Community engagement-mental health research
Community engagement-mental health research
Applying community engagement to mental health research can help researchers design studies that incorporate the priorities of people with mental illness and arrive at the best strategies for working with them. However, review boards can hinder this type of research by seeing the population as too vulnerable to fully participate and by requiring "paternalizing" protections not just for participants, but for peer evaluators who assist in the study, says a researcher who has specialized in community-engaged mental health research for more than 20 years.
"[Review boards] may over-reach on protection of vulnerable populations that want to participate in research," says Jean Campbell, PhD, a research associate professor with the Missouri Institute of Mental Health in St. Louis. "They assume [peer evaluators] are part of the patient population, as opposed to the research population."
The push for community engagement in research in general has intensified in recent years, out of a sense of respect to the communities being studied, but also because it can help strengthen studies and aid in recruitment, says James DuBois, PhD, DSc, director of the Center for Research Ethics and Integrity at the Albert Gnaegi Center for Healthcare Ethics at St. Louis University.1
DuBois, who specializes in mental health research ethics, says that as he speaks with mental health consumers, he is struck by how their priorities about research differ from those of investigators. For example, he says research tends to focus on efficacy of drugs, with less attention given to side effects that can be so disturbing to patients that they discontinue taking the medications.

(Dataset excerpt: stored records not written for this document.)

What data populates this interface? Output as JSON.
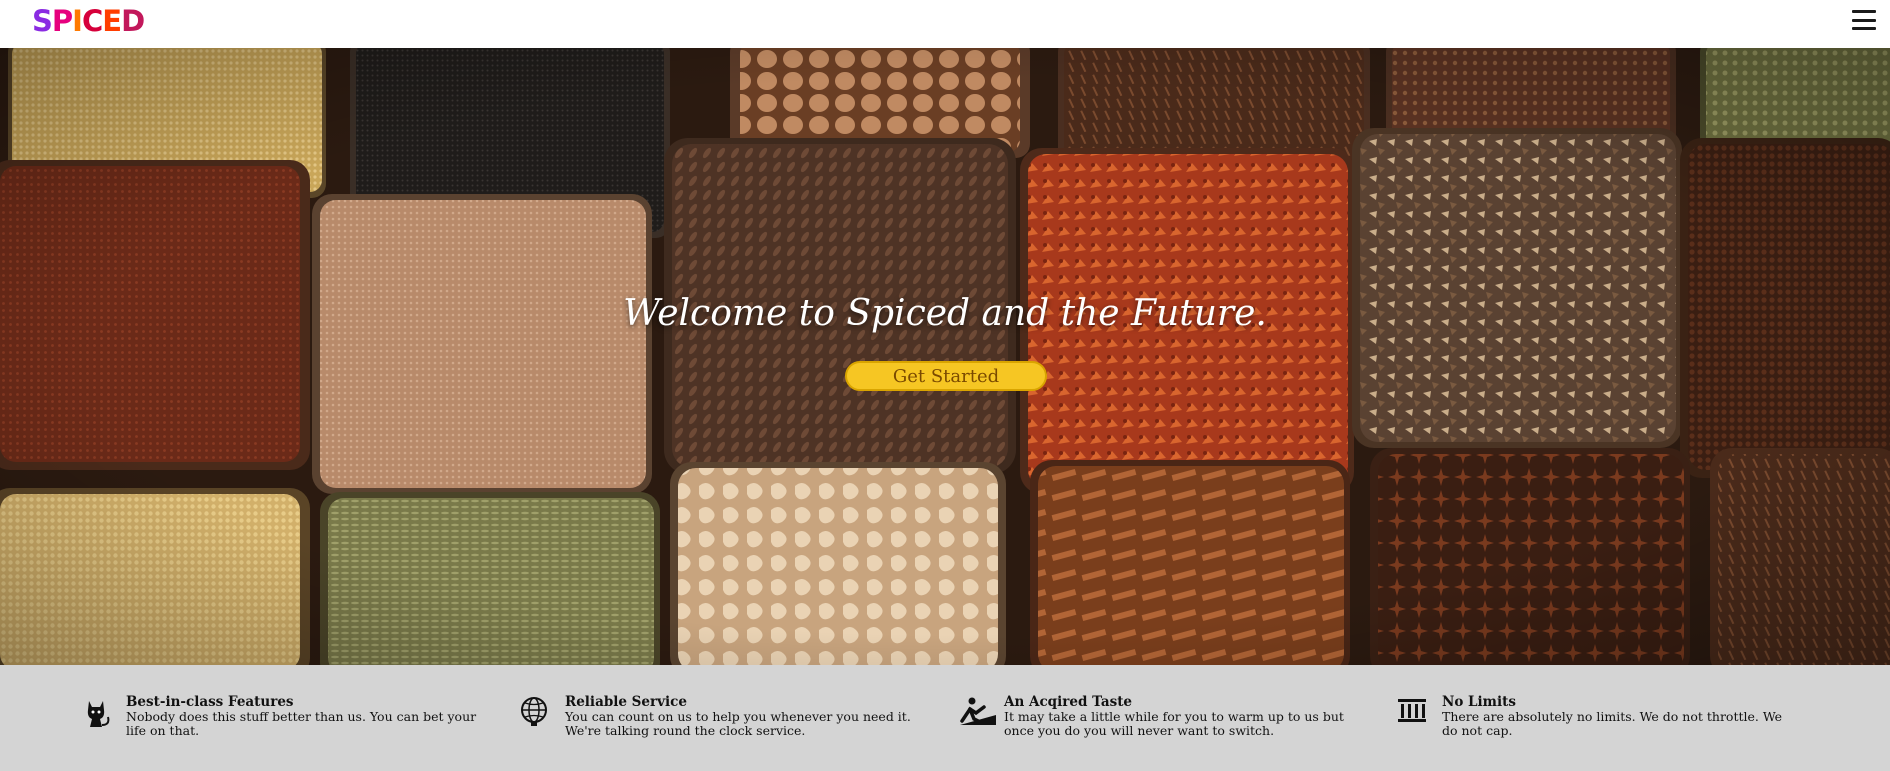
{
  "header": {
    "logo_letters": [
      {
        "char": "S",
        "color": "#8a2be2"
      },
      {
        "char": "P",
        "color": "#e6007e"
      },
      {
        "char": "I",
        "color": "#ff7a00"
      },
      {
        "char": "C",
        "color": "#d6003a"
      },
      {
        "char": "E",
        "color": "#ff3d00"
      },
      {
        "char": "D",
        "color": "#c2185b"
      }
    ],
    "menu_icon": "hamburger-icon"
  },
  "hero": {
    "title": "Welcome to Spiced and the Future.",
    "cta_label": "Get Started",
    "background": "spice-market-baskets"
  },
  "features": [
    {
      "icon": "cat-icon",
      "title": "Best-in-class Features",
      "body": "Nobody does this stuff better than us. You can bet your life on that."
    },
    {
      "icon": "globe-icon",
      "title": "Reliable Service",
      "body": "You can count on us to help you whenever you need it. We're talking round the clock service."
    },
    {
      "icon": "climbing-icon",
      "title": "An Acqired Taste",
      "body": "It may take a little while for you to warm up to us but once you do you will never want to switch."
    },
    {
      "icon": "bars-icon",
      "title": "No Limits",
      "body": "There are absolutely no limits. We do not throttle. We do not cap."
    }
  ],
  "colors": {
    "cta_bg": "#f6c623",
    "features_bg": "#d4d4d4"
  }
}
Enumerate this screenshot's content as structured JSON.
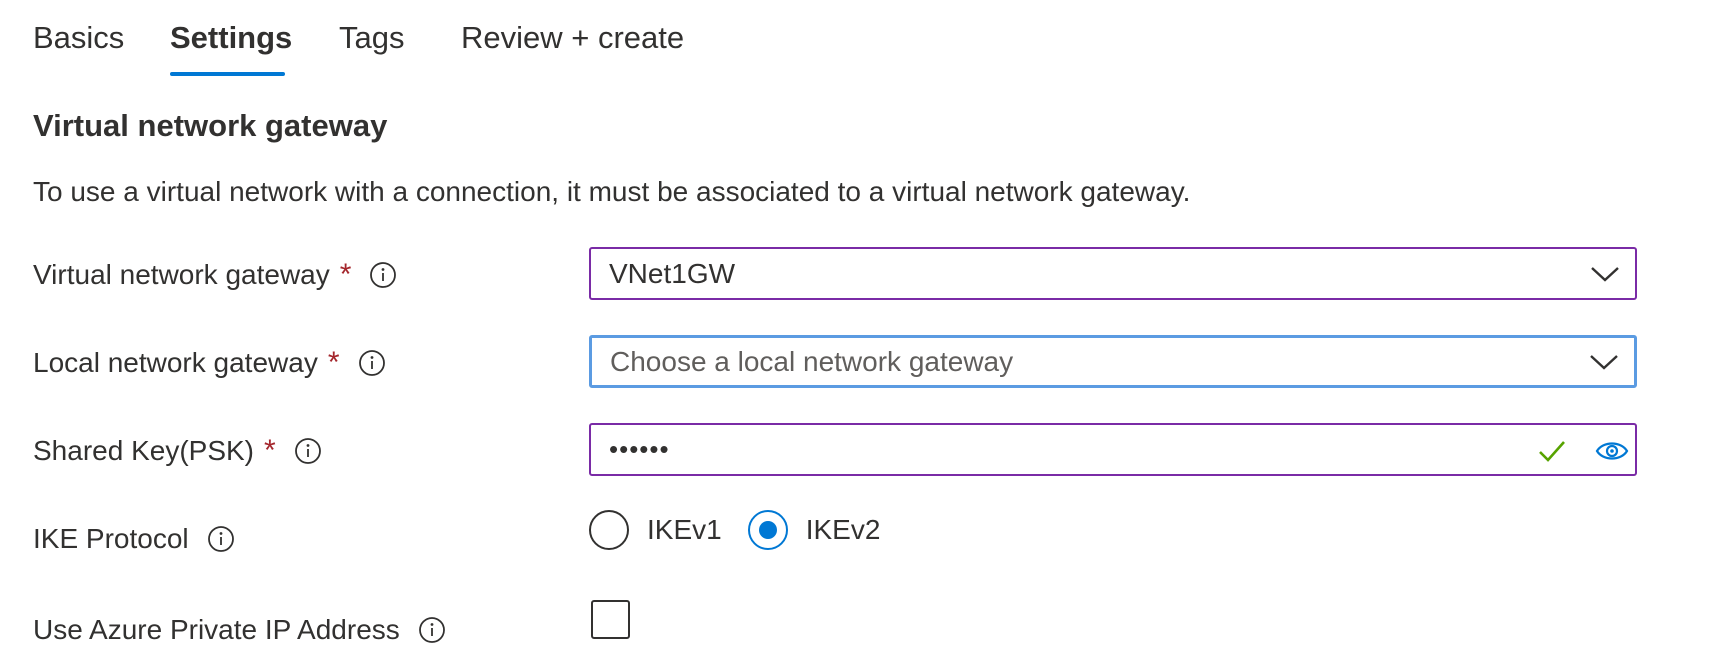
{
  "tabs": [
    {
      "label": "Basics",
      "active": false
    },
    {
      "label": "Settings",
      "active": true
    },
    {
      "label": "Tags",
      "active": false
    },
    {
      "label": "Review + create",
      "active": false
    }
  ],
  "section": {
    "title": "Virtual network gateway",
    "description": "To use a virtual network with a connection, it must be associated to a virtual network gateway."
  },
  "fields": {
    "virtual_network_gateway": {
      "label": "Virtual network gateway",
      "required_mark": "*",
      "value": "VNet1GW"
    },
    "local_network_gateway": {
      "label": "Local network gateway",
      "required_mark": "*",
      "placeholder": "Choose a local network gateway"
    },
    "shared_key": {
      "label": "Shared Key(PSK)",
      "required_mark": "*",
      "masked_value": "••••••"
    },
    "ike_protocol": {
      "label": "IKE Protocol",
      "options": [
        "IKEv1",
        "IKEv2"
      ],
      "selected": "IKEv2"
    },
    "private_ip": {
      "label": "Use Azure Private IP Address",
      "checked": false
    }
  },
  "colors": {
    "accent": "#0078d4",
    "required": "#a4262c",
    "field_border": "#7a2ba6",
    "focus_border": "#5b9be2",
    "valid_check": "#57a300"
  },
  "icons": [
    "info-icon",
    "chevron-down-icon",
    "check-icon",
    "eye-icon"
  ]
}
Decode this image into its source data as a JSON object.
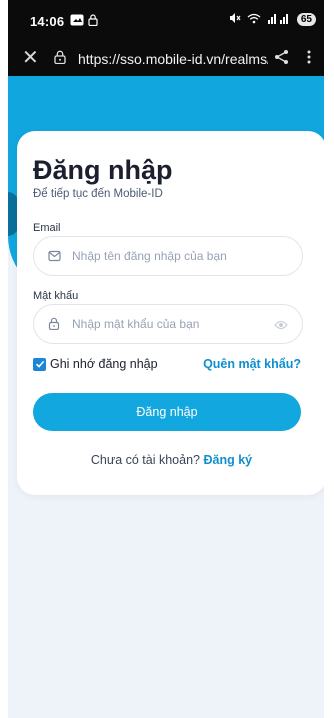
{
  "status_bar": {
    "time": "14:06",
    "battery": "65"
  },
  "browser": {
    "url": "https://sso.mobile-id.vn/realms/r"
  },
  "login": {
    "title": "Đăng nhập",
    "subtitle": "Để tiếp tục đến Mobile-ID",
    "email_label": "Email",
    "email_placeholder": "Nhập tên đăng nhập của bạn",
    "password_label": "Mật khẩu",
    "password_placeholder": "Nhập mật khẩu của bạn",
    "remember_label": "Ghi nhớ đăng nhập",
    "remember_checked": true,
    "forgot_label": "Quên mật khẩu?",
    "submit_label": "Đăng nhập",
    "no_account_text": "Chưa có tài khoản?",
    "signup_label": "Đăng ký"
  },
  "colors": {
    "primary": "#13a7df",
    "link": "#0f8fcd",
    "background": "#eef3fa",
    "text_dark": "#1b1f2e"
  },
  "icons": [
    "image-icon",
    "lock-status-icon",
    "mute-icon",
    "wifi-icon",
    "signal-icon",
    "close-icon",
    "lock-icon",
    "share-icon",
    "more-icon",
    "mail-icon",
    "password-lock-icon",
    "eye-icon",
    "checkmark-icon"
  ]
}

In the area of mental health research ethics, DuBois says, the vast majority of studies funded by the National Institutes of Health (NIH) focus on decision-making capacity. "I think it's good research, I think it's an important topic," he says. "Studies clearly show that you can have a diagnosis of bipolar disorder or schizophrenia and frequently retain decision-making capacity. So in one sense, you could say it's de-stigmatizing. But I know some mental health consumers who say that the very fact that this is the topic they keep studying is stigmatizing, because it reinforces the idea that they don't have decisional capacity."
Treating evaluators as vulnerable
DuBois says that while review boards are most concerned with decisional capacity and undue influence, mental health consumers tend focus more on a study's benefits, whether payment for participation fairly compensates subjects, and whether subjects face the possibility of being randomized to placebo or being asked to undergo a washout period.
Because of these differences, it's important to include people with mental illness at the earliest stages of research projects, DuBois says. But building in this type of involvement can raise challenges that don't come into play when dealing with other communities. Because of concerns about confidentiality, it might be as difficult to recruit mental health consumers to join an advisory board or to act as a peer evaluator as it is to recruit subjects.
Campbell says she sometimes must deal with gatekeepers just to put up posters in a community mental health center looking for workers. "I'd have to go through case managers who would try to evaluate whether people were well enough to do this work." And review boards might put extra restrictions on how they can participate on the research team. "There is some assumption that the peer evaluators aren't going to maintain confidentiality as well, even if we show them the training that they're given," Campbell says. Review boards worry that participating might "endanger their mental health — the peer evaluators' mental health," she says. "These things aren't true, but they are the type of things that a [review board] would question."
As one example, Campbell says, a research project that wants to post pictures of its staff, including peer evaluators, on a web site might prompt concerns that the confidentiality of the peer evaluators is being breached, even if the evaluators give permission for the use of the photos. "[The review board is] concerned that you're violating their confidentiality as a patient, which doesn't make sense," she says.
Reference
- DuBois JM, Bailey-Burch B, Bustillos D, et al. Ethical issues in mental health research: The case for community engagement. Curr Opin Psychiatry 2011; 24:208-214.